Watch out for snake oil vendors in the fast-paced world of easy 10-step programmes and other silver bullets. Attempts of establishing a thriving cultural organism can easily fall short of expectations due to a lack of experience with deep trust, which acts as a catalyst for organic growth up to human scale.
The process of on-boarding newcomers into a human scale cultural organism gets easier once three or more people have formed a core circle of deep mutual trust, for example by jointly operating a worker co-op over several years.
We can all contribute towards a global knowledge commons about experiences with egalitarian relationships between human scale groups – this is the path towards culturally adaptive strategies that strengthen communal and ecological wellbeing, building on available experiences within indigenous societies, worker co-ops, chosen extended families, etc.
Collectively we can tap into a wealth of knowledge and timeless indigenous wisdom.

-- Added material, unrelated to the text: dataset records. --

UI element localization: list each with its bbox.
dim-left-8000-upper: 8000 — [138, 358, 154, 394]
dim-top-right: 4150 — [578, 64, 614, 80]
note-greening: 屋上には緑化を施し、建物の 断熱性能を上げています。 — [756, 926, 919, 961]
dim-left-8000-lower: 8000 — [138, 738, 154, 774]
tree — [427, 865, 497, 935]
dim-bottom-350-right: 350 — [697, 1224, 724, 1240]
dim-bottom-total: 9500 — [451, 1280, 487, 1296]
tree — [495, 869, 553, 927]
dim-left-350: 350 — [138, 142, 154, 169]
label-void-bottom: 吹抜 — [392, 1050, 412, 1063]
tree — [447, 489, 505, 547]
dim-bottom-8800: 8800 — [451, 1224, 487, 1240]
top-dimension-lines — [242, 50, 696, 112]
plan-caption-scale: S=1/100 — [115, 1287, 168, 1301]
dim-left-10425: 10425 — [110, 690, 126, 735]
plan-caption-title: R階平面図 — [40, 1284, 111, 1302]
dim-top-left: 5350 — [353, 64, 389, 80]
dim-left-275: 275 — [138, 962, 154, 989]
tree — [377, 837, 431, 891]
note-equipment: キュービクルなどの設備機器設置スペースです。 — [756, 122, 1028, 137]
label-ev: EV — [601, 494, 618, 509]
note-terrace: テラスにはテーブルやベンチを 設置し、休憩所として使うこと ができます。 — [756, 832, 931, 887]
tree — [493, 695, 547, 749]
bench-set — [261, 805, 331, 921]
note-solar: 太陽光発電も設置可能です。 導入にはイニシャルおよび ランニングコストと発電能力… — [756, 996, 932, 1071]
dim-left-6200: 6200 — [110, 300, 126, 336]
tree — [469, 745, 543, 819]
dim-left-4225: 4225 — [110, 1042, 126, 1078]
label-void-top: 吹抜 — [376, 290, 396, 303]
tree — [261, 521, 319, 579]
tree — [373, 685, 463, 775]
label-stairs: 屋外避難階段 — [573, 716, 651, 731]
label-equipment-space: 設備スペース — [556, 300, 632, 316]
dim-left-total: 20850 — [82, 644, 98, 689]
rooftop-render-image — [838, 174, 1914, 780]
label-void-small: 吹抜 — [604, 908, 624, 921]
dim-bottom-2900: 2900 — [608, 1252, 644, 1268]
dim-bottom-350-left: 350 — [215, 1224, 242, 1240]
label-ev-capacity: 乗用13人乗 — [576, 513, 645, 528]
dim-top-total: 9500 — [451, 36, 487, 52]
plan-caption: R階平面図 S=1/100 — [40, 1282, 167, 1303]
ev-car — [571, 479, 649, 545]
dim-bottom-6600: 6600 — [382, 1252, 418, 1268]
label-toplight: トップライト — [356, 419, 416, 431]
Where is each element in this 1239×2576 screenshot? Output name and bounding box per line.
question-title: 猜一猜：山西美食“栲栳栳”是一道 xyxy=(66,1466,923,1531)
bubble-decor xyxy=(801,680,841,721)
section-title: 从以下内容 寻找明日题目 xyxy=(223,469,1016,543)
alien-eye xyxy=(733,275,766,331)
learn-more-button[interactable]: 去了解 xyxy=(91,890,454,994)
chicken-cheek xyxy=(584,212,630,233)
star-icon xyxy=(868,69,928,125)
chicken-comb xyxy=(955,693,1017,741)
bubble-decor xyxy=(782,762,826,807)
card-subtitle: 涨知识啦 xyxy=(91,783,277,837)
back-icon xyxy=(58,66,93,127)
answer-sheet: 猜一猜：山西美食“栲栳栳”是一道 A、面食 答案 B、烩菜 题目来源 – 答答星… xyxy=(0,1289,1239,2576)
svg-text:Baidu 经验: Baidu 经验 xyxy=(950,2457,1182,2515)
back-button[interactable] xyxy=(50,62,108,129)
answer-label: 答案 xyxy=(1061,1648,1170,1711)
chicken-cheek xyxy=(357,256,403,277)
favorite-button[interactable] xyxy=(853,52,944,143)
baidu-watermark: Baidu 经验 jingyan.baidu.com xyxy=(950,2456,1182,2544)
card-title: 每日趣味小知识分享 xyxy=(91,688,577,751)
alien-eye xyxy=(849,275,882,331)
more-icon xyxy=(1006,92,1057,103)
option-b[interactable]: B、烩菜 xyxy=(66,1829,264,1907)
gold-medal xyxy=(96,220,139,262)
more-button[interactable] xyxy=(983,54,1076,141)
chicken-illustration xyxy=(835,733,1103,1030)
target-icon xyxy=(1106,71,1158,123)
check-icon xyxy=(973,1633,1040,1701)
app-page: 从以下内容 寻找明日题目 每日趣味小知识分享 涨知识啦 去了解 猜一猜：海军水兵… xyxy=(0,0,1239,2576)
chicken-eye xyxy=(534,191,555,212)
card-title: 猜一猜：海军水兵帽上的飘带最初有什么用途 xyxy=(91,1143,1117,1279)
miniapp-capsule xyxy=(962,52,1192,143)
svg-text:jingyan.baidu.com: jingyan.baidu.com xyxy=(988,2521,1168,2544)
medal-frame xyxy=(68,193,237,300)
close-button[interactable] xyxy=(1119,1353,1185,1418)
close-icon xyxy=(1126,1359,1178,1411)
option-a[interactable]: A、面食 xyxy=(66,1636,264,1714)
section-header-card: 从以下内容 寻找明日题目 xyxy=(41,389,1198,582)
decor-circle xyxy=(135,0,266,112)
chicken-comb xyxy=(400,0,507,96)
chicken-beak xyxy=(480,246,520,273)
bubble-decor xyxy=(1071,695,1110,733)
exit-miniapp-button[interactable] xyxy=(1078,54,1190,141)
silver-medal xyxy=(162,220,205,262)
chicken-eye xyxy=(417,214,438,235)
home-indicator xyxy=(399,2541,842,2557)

We need commitment, we need community. We need to create spaces of trust. But for that, there’s tremendous work that we need to be doing. But I don’t think that any of that work will be possible, should we not have that commitment–that commitment that no matter how challenging and tremendously difficult it will be to reckon with these narratives and to dismantle these narratives. Because seeing the horror in the eye of all these narratives that we live by comes with tremendous understanding. It will leave us very fragile, very vulnerable, and most, of course, are not willing to do that, because we don’t feel safe. But if we are able to stand the heat and create these spaces, if we commit to do this kind of work for the benefit of the planet, then we may be able to learn that we can fly.